What Causes Uterine Enlargement?
Uterine hypertrophy is a common gynecological condition in women—and a serious one—classified as a form of chronic cervicitis. Typical manifestations include uterine enlargement (1–2 times normal size) or cervical erosion. Uterine hypertrophy primarily involves hyperplastic cellular changes in the uterine tissue. Common etiologies are as follows:

1. Uterine factors
Chronic uterine involution failure in multiparous women leads to hypertrophy. In such women, elastic fiber tissue within the myometrium proliferates among smooth muscle fibers and around blood vessels, resulting in uterine enlargement. Additionally, ovarian dysfunction may contribute: persistent estrogen stimulation causes myometrial thickening.
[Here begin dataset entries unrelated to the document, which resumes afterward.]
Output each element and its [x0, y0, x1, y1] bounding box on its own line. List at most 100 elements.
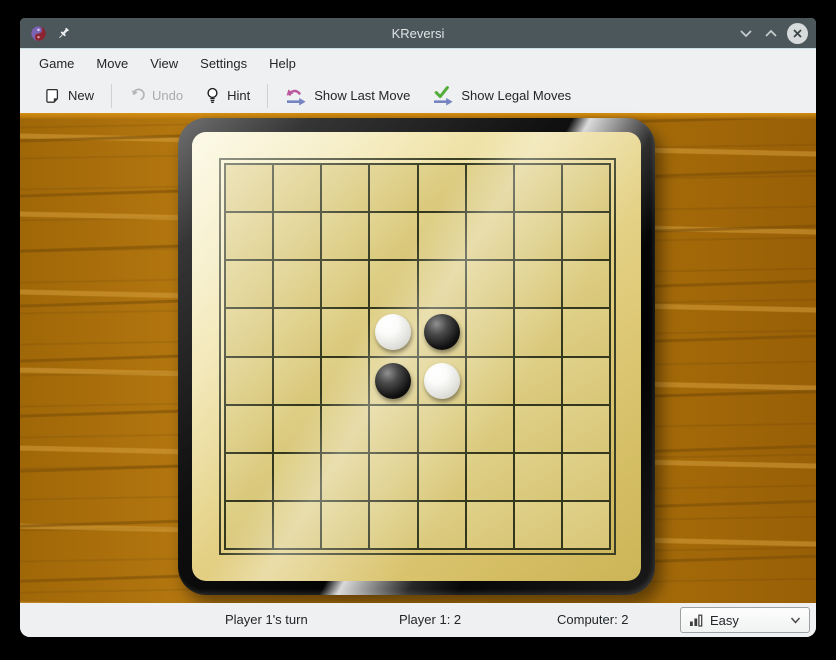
board-cell[interactable] [467, 261, 513, 307]
board-cell[interactable] [419, 309, 465, 355]
board-cell[interactable] [322, 309, 368, 355]
board-cell[interactable] [419, 502, 465, 548]
turn-status-text: Player 1's turn [225, 603, 308, 637]
board-cell[interactable] [226, 454, 272, 500]
player1-score-text: Player 1: 2 [399, 603, 461, 637]
board-cell[interactable] [370, 309, 416, 355]
board-cell[interactable] [370, 165, 416, 211]
computer-score-text: Computer: 2 [557, 603, 629, 637]
board-cell[interactable] [515, 406, 561, 452]
difficulty-dropdown[interactable]: Easy [680, 607, 810, 633]
board-cell[interactable] [467, 406, 513, 452]
board-cell[interactable] [274, 261, 320, 307]
board-cell[interactable] [467, 502, 513, 548]
board-cell[interactable] [515, 454, 561, 500]
window-title: KReversi [20, 26, 816, 41]
board-cell[interactable] [274, 502, 320, 548]
board-cell[interactable] [467, 454, 513, 500]
board-cell[interactable] [563, 165, 609, 211]
board-cell[interactable] [563, 502, 609, 548]
board-cell[interactable] [419, 165, 465, 211]
board-grid [224, 163, 611, 550]
board-cell[interactable] [370, 502, 416, 548]
board-cell[interactable] [515, 502, 561, 548]
difficulty-bars-icon [689, 613, 703, 627]
menubar: Game Move View Settings Help [20, 49, 816, 78]
board-cell[interactable] [322, 406, 368, 452]
black-piece [424, 314, 460, 350]
board-cell[interactable] [419, 213, 465, 259]
menu-settings[interactable]: Settings [189, 49, 258, 78]
board-cell[interactable] [467, 165, 513, 211]
board-cell[interactable] [322, 261, 368, 307]
board-cell[interactable] [515, 261, 561, 307]
board-cell[interactable] [370, 213, 416, 259]
board-cell[interactable] [370, 261, 416, 307]
show-last-move-label: Show Last Move [314, 88, 410, 103]
board-cell[interactable] [563, 454, 609, 500]
board-cell[interactable] [322, 454, 368, 500]
undo-arrow-icon [129, 88, 145, 104]
board-cell[interactable] [274, 309, 320, 355]
hint-button[interactable]: Hint [194, 81, 261, 111]
board-cell[interactable] [467, 213, 513, 259]
new-button[interactable]: New [34, 81, 105, 111]
board-cell[interactable] [370, 406, 416, 452]
board-cell[interactable] [274, 406, 320, 452]
menu-view[interactable]: View [139, 49, 189, 78]
game-area-wood-background [20, 113, 816, 603]
titlebar[interactable]: KReversi [20, 18, 816, 49]
board-cell[interactable] [322, 165, 368, 211]
board-cell[interactable] [563, 358, 609, 404]
board-cell[interactable] [563, 213, 609, 259]
menu-help[interactable]: Help [258, 49, 307, 78]
board-cell[interactable] [322, 213, 368, 259]
minimize-chevron-down-icon[interactable] [737, 24, 755, 42]
board-cell[interactable] [226, 165, 272, 211]
board-cell[interactable] [563, 406, 609, 452]
hint-lightbulb-icon [205, 87, 220, 104]
board-cell[interactable] [226, 358, 272, 404]
board-cell[interactable] [274, 165, 320, 211]
board-cell[interactable] [226, 309, 272, 355]
maximize-chevron-up-icon[interactable] [762, 24, 780, 42]
board-cell[interactable] [274, 454, 320, 500]
board-cell[interactable] [226, 213, 272, 259]
board-cell[interactable] [419, 358, 465, 404]
board-cell[interactable] [419, 454, 465, 500]
toolbar-separator [111, 84, 112, 108]
board-cell[interactable] [419, 406, 465, 452]
menu-game[interactable]: Game [28, 49, 85, 78]
board-gold-surface [192, 132, 641, 581]
board-grid-frame [219, 158, 616, 555]
board-cell[interactable] [226, 502, 272, 548]
board-cell[interactable] [467, 358, 513, 404]
board-cell[interactable] [370, 454, 416, 500]
reversi-board [178, 118, 655, 595]
board-cell[interactable] [322, 358, 368, 404]
menu-move[interactable]: Move [85, 49, 139, 78]
board-cell[interactable] [226, 406, 272, 452]
board-cell[interactable] [563, 261, 609, 307]
board-cell[interactable] [563, 309, 609, 355]
board-cell[interactable] [370, 358, 416, 404]
undo-button[interactable]: Undo [118, 81, 194, 111]
board-cell[interactable] [515, 165, 561, 211]
undo-button-label: Undo [152, 88, 183, 103]
show-legal-moves-button[interactable]: Show Legal Moves [421, 81, 582, 111]
board-cell[interactable] [419, 261, 465, 307]
board-cell[interactable] [467, 309, 513, 355]
white-piece [375, 314, 411, 350]
last-move-arrow-icon [285, 86, 307, 106]
board-cell[interactable] [274, 213, 320, 259]
board-cell[interactable] [226, 261, 272, 307]
difficulty-selected-value: Easy [710, 613, 739, 628]
board-cell[interactable] [322, 502, 368, 548]
show-last-move-button[interactable]: Show Last Move [274, 81, 421, 111]
window-controls [737, 18, 808, 48]
close-icon[interactable] [787, 23, 808, 44]
board-cell[interactable] [515, 358, 561, 404]
board-cell[interactable] [515, 213, 561, 259]
board-cell[interactable] [274, 358, 320, 404]
board-cell[interactable] [515, 309, 561, 355]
Clinically, patients with dysfunctional uterine bleeding—especially those with prolonged disease duration—commonly exhibit varying degrees of uterine enlargement.
2. Inflammatory factors
Chronic adnexitis, pelvic connective tissue inflammation, and chronic myometritis induce collagen fiber proliferation within the myometrium, leading to uterine fibrosis. Moreover, long-standing chronic inflammation causes cervical hyperemia and edema, stimulating hyperplasia of cervical glands and stroma, thereby resulting in varying degrees of cervical hypertrophy. Pelvic venous congestion may also trigger connective tissue proliferation in the uterus, contributing to uterine hypertrophy.